I view "code generation" as an example of both an objective and subjective task. In theory, code generation can be objectively correct: if software has a sufficiently accurate specification of its behavior, software can objectively be said to either pass or fail the specification. In reality, almost no software has this level of specificity. Therefore, the larger the code generation task, the more subjective it becomes. Conversely, the smaller the code generation task, the more likely that test cases or the input language can be exactly specified, and the more objective it becomes1.


Objective, Transactional Prompting

In general, knowledge of prompt engineering will make anyone more effective at extracting desired information from a language model regardless of the task at hand. However, prompt engineering for interactive prompts is more akin to someone being an effective "Googler" (Google Search user) whereas prompt engineering for transactional prompts is closer to someone being a data scientist.

Prompt engineering attempts to turn an LLM into an objective, predictable, transactional API like any other API a program may interface with such as payments, in-process function calls, SaaS calls, etc. Of course, a language model is not a deterministic, 100% reliable machine, so the utility and use case must be different.

In conclusion, prompt engineering doesn't apply to all prompt interactions with a language model. There are some interactions that are more creative and less data-driven or methodical. But likewise, there are use cases for language models where an engineering methodology can be applied to yield the best results. Both exist without invalidating the other.

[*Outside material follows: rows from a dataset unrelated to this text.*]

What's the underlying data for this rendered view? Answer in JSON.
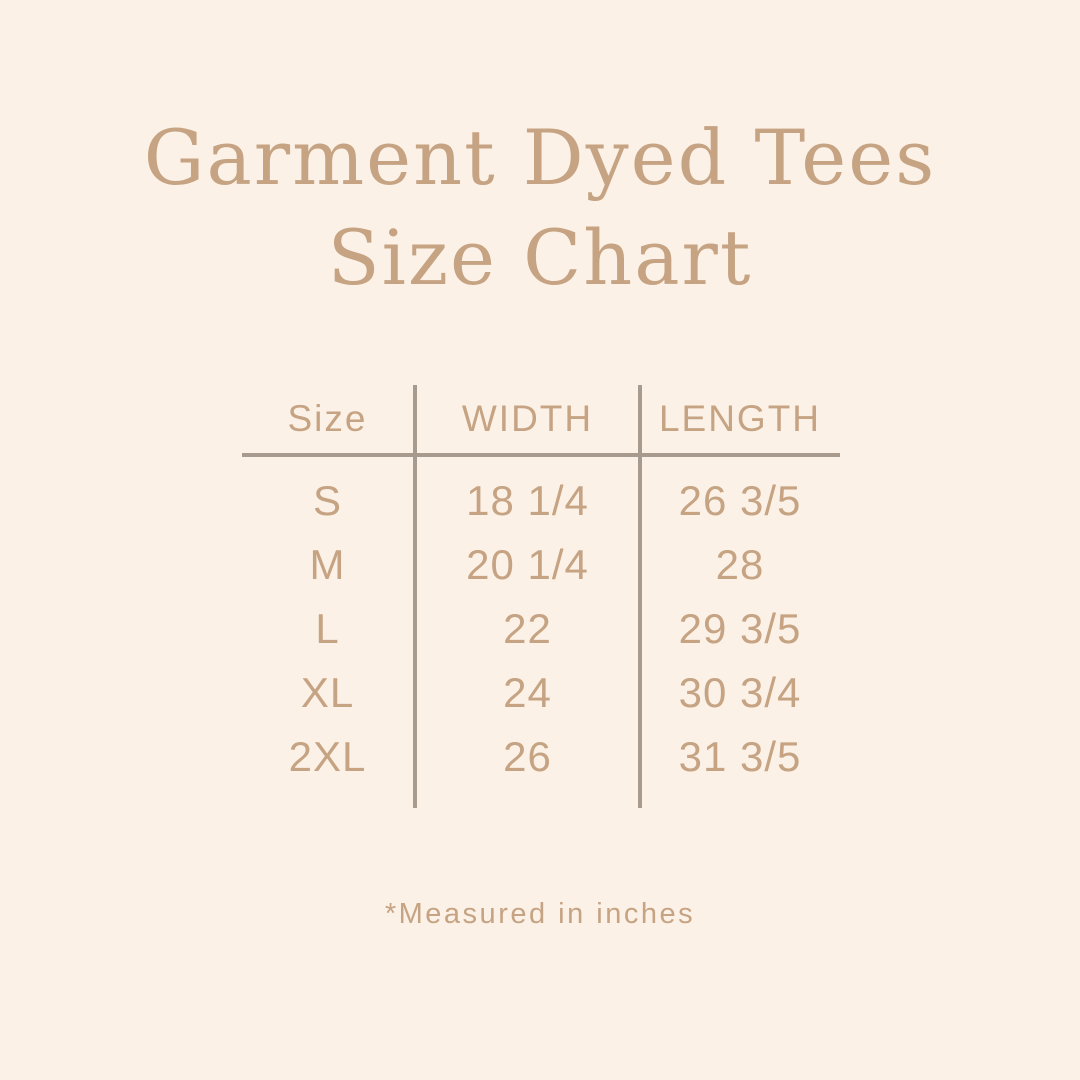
{
  "theme": {
    "bg": "#fcf1e6",
    "text": "#c5a383",
    "line": "#a89a8c"
  },
  "title": {
    "line1": "Garment Dyed Tees",
    "line2": "Size Chart"
  },
  "table": {
    "headers": [
      "Size",
      "WIDTH",
      "LENGTH"
    ],
    "rows": [
      {
        "size": "S",
        "width": "18 1/4",
        "length": "26 3/5"
      },
      {
        "size": "M",
        "width": "20 1/4",
        "length": "28"
      },
      {
        "size": "L",
        "width": "22",
        "length": "29 3/5"
      },
      {
        "size": "XL",
        "width": "24",
        "length": "30 3/4"
      },
      {
        "size": "2XL",
        "width": "26",
        "length": "31 3/5"
      }
    ]
  },
  "footnote": "*Measured in inches"
}
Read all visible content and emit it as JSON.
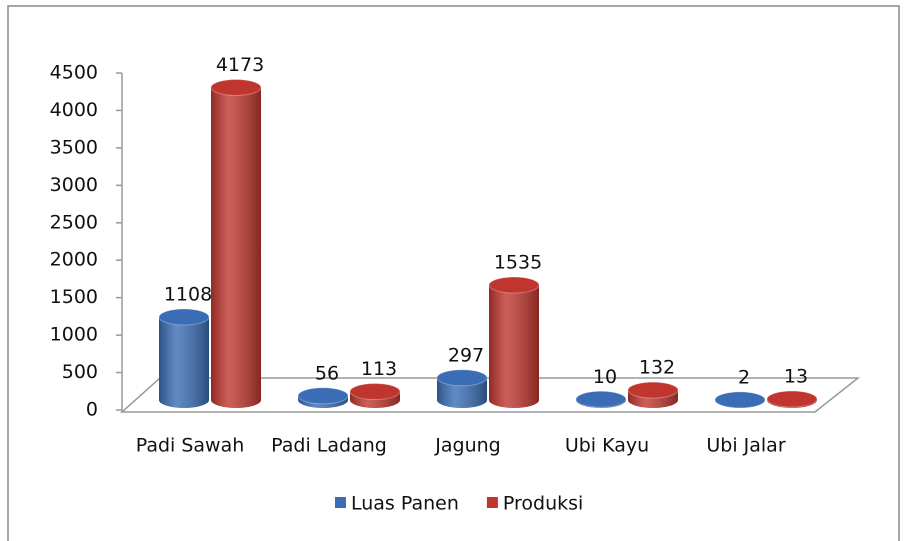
{
  "chart_data": {
    "type": "bar3d",
    "categories": [
      "Padi Sawah",
      "Padi Ladang",
      "Jagung",
      "Ubi Kayu",
      "Ubi Jalar"
    ],
    "series": [
      {
        "name": "Luas Panen",
        "color": "#3a6db5",
        "values": [
          1108,
          56,
          297,
          10,
          2
        ]
      },
      {
        "name": "Produksi",
        "color": "#c0362f",
        "values": [
          4173,
          113,
          1535,
          132,
          13
        ]
      }
    ],
    "ylim": [
      0,
      4500
    ],
    "yticks": [
      0,
      500,
      1000,
      1500,
      2000,
      2500,
      3000,
      3500,
      4000,
      4500
    ],
    "legend": "bottom",
    "grid": false
  }
}
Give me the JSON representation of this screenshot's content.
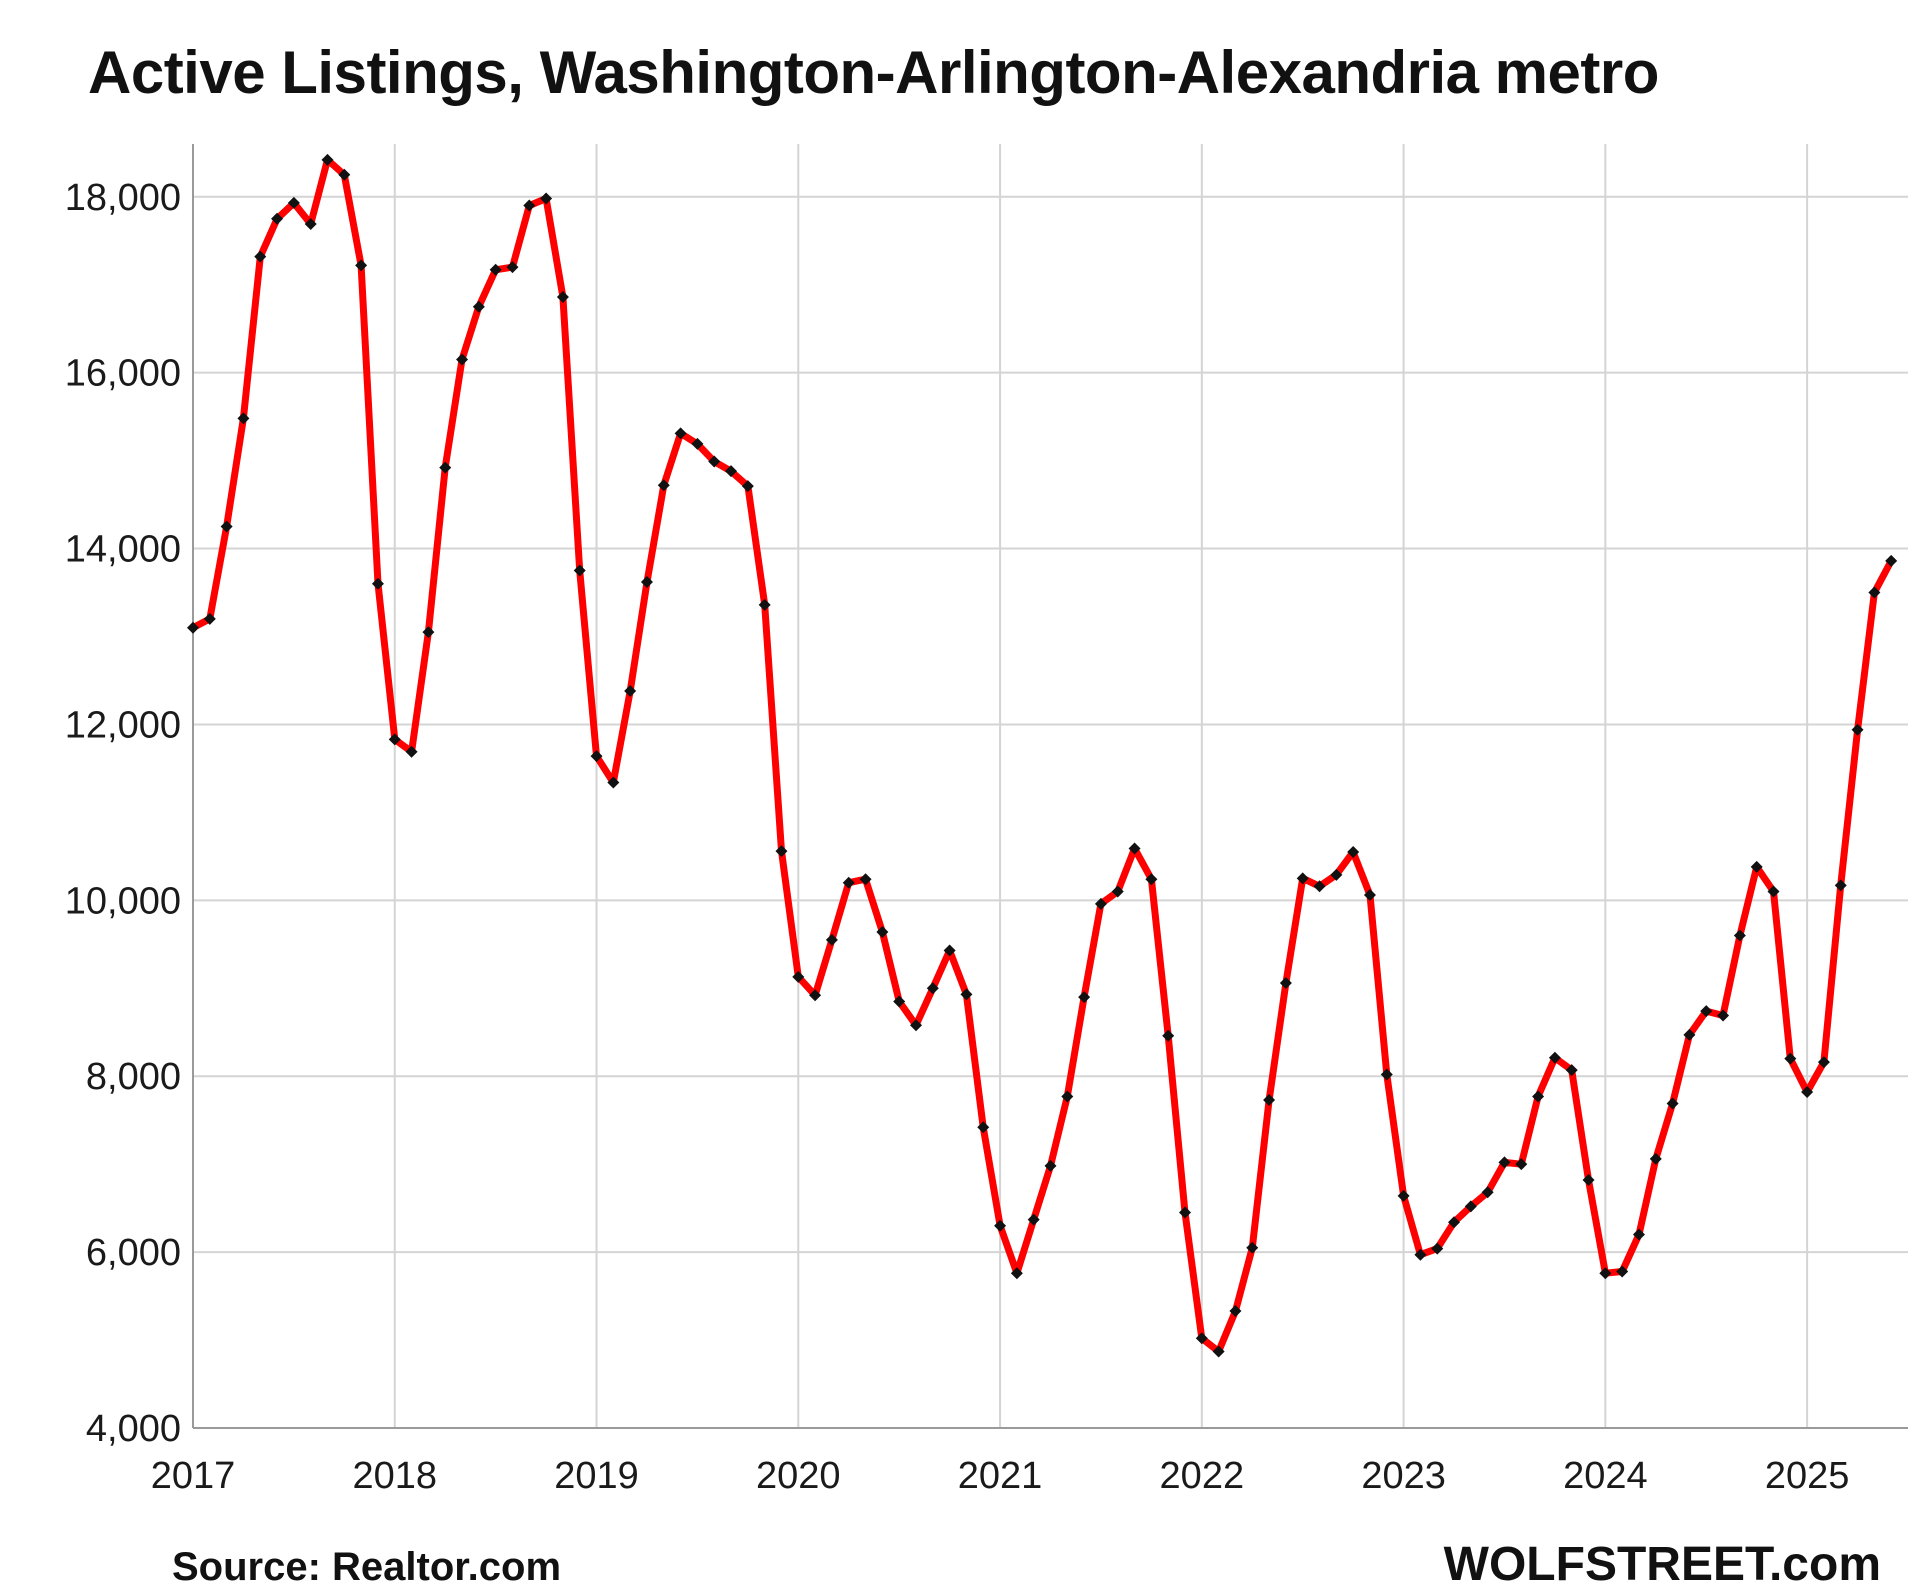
{
  "chart_data": {
    "type": "line",
    "title": "Active Listings, Washington-Arlington-Alexandria metro",
    "xlabel": "",
    "ylabel": "",
    "x_tick_labels": [
      "2017",
      "2018",
      "2019",
      "2020",
      "2021",
      "2022",
      "2023",
      "2024",
      "2025"
    ],
    "y_tick_labels": [
      "4,000",
      "6,000",
      "8,000",
      "10,000",
      "12,000",
      "14,000",
      "16,000",
      "18,000"
    ],
    "y_ticks": [
      4000,
      6000,
      8000,
      10000,
      12000,
      14000,
      16000,
      18000
    ],
    "ylim": [
      4000,
      18600
    ],
    "xlim": [
      "2017-01",
      "2025-07"
    ],
    "grid": true,
    "legend": "none",
    "series": [
      {
        "color": "#ff0000",
        "marker_color": "#111111",
        "points": [
          [
            "2017-01",
            13100
          ],
          [
            "2017-02",
            13200
          ],
          [
            "2017-03",
            14250
          ],
          [
            "2017-04",
            15480
          ],
          [
            "2017-05",
            17320
          ],
          [
            "2017-06",
            17750
          ],
          [
            "2017-07",
            17930
          ],
          [
            "2017-08",
            17690
          ],
          [
            "2017-09",
            18420
          ],
          [
            "2017-10",
            18250
          ],
          [
            "2017-11",
            17220
          ],
          [
            "2017-12",
            13600
          ],
          [
            "2018-01",
            11830
          ],
          [
            "2018-02",
            11690
          ],
          [
            "2018-03",
            13050
          ],
          [
            "2018-04",
            14920
          ],
          [
            "2018-05",
            16150
          ],
          [
            "2018-06",
            16750
          ],
          [
            "2018-07",
            17170
          ],
          [
            "2018-08",
            17200
          ],
          [
            "2018-09",
            17900
          ],
          [
            "2018-10",
            17980
          ],
          [
            "2018-11",
            16860
          ],
          [
            "2018-12",
            13750
          ],
          [
            "2019-01",
            11640
          ],
          [
            "2019-02",
            11340
          ],
          [
            "2019-03",
            12380
          ],
          [
            "2019-04",
            13620
          ],
          [
            "2019-05",
            14720
          ],
          [
            "2019-06",
            15310
          ],
          [
            "2019-07",
            15190
          ],
          [
            "2019-08",
            14990
          ],
          [
            "2019-09",
            14880
          ],
          [
            "2019-10",
            14710
          ],
          [
            "2019-11",
            13360
          ],
          [
            "2019-12",
            10560
          ],
          [
            "2020-01",
            9130
          ],
          [
            "2020-02",
            8920
          ],
          [
            "2020-03",
            9550
          ],
          [
            "2020-04",
            10200
          ],
          [
            "2020-05",
            10240
          ],
          [
            "2020-06",
            9640
          ],
          [
            "2020-07",
            8850
          ],
          [
            "2020-08",
            8580
          ],
          [
            "2020-09",
            9000
          ],
          [
            "2020-10",
            9430
          ],
          [
            "2020-11",
            8930
          ],
          [
            "2020-12",
            7420
          ],
          [
            "2021-01",
            6300
          ],
          [
            "2021-02",
            5760
          ],
          [
            "2021-03",
            6370
          ],
          [
            "2021-04",
            6980
          ],
          [
            "2021-05",
            7770
          ],
          [
            "2021-06",
            8900
          ],
          [
            "2021-07",
            9960
          ],
          [
            "2021-08",
            10100
          ],
          [
            "2021-09",
            10590
          ],
          [
            "2021-10",
            10240
          ],
          [
            "2021-11",
            8460
          ],
          [
            "2021-12",
            6450
          ],
          [
            "2022-01",
            5020
          ],
          [
            "2022-02",
            4870
          ],
          [
            "2022-03",
            5330
          ],
          [
            "2022-04",
            6050
          ],
          [
            "2022-05",
            7730
          ],
          [
            "2022-06",
            9060
          ],
          [
            "2022-07",
            10250
          ],
          [
            "2022-08",
            10160
          ],
          [
            "2022-09",
            10290
          ],
          [
            "2022-10",
            10550
          ],
          [
            "2022-11",
            10060
          ],
          [
            "2022-12",
            8020
          ],
          [
            "2023-01",
            6640
          ],
          [
            "2023-02",
            5970
          ],
          [
            "2023-03",
            6040
          ],
          [
            "2023-04",
            6340
          ],
          [
            "2023-05",
            6520
          ],
          [
            "2023-06",
            6680
          ],
          [
            "2023-07",
            7020
          ],
          [
            "2023-08",
            7000
          ],
          [
            "2023-09",
            7770
          ],
          [
            "2023-10",
            8210
          ],
          [
            "2023-11",
            8070
          ],
          [
            "2023-12",
            6820
          ],
          [
            "2024-01",
            5760
          ],
          [
            "2024-02",
            5780
          ],
          [
            "2024-03",
            6200
          ],
          [
            "2024-04",
            7060
          ],
          [
            "2024-05",
            7690
          ],
          [
            "2024-06",
            8470
          ],
          [
            "2024-07",
            8740
          ],
          [
            "2024-08",
            8690
          ],
          [
            "2024-09",
            9600
          ],
          [
            "2024-10",
            10380
          ],
          [
            "2024-11",
            10100
          ],
          [
            "2024-12",
            8200
          ],
          [
            "2025-01",
            7820
          ],
          [
            "2025-02",
            8160
          ],
          [
            "2025-03",
            10170
          ],
          [
            "2025-04",
            11940
          ],
          [
            "2025-05",
            13500
          ],
          [
            "2025-06",
            13860
          ]
        ]
      }
    ]
  },
  "footer": {
    "source": "Source: Realtor.com",
    "brand": "WOLFSTREET.com"
  }
}
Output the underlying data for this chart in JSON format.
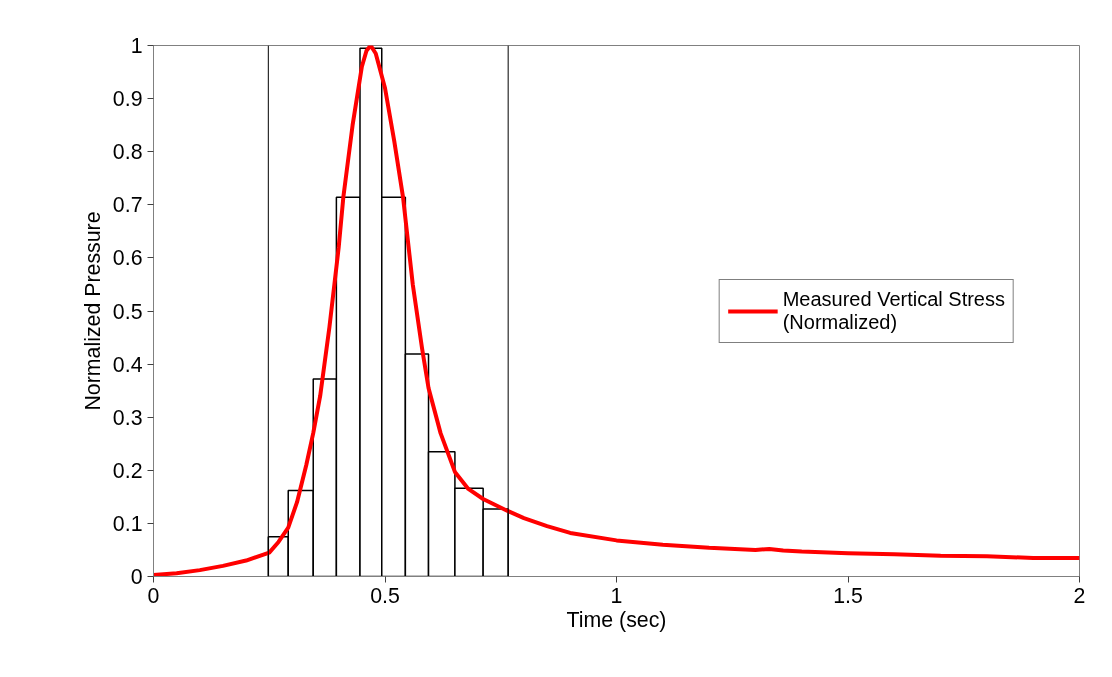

One specific area I want to clarify is around the rise of "agents" at the time of writing this post. One could argue that agents are an automated, interactive process with a language model. Technically, they are. But the usage of agents is in my opinion primarily transactional: you give the agent a task and await a result (that may or may not be objectively correct). Prompt engineering can be applied to agents since there is a high-volume, software-driven, transactional nature to their usage.

Footnotes

  1. Code generation is a big enough topic to warrant its own blog post, but I think the lack of specificity will be the main challenge going forward to using language models to generate code for larger or more complex pieces of software. We're seeing agents today iterate on code to pass human-written unit tests in order to generate a functioning, simplistic program. Perhaps the future will reinvigorate the test-driven development (TDD) movement. Of course, program synthesis, program specification, and program proof is a really rich area of academic research, so perhaps there will also be a merging of thought there. There might already be, this is not an area of research I keep up with. In any case, the future will be interesting!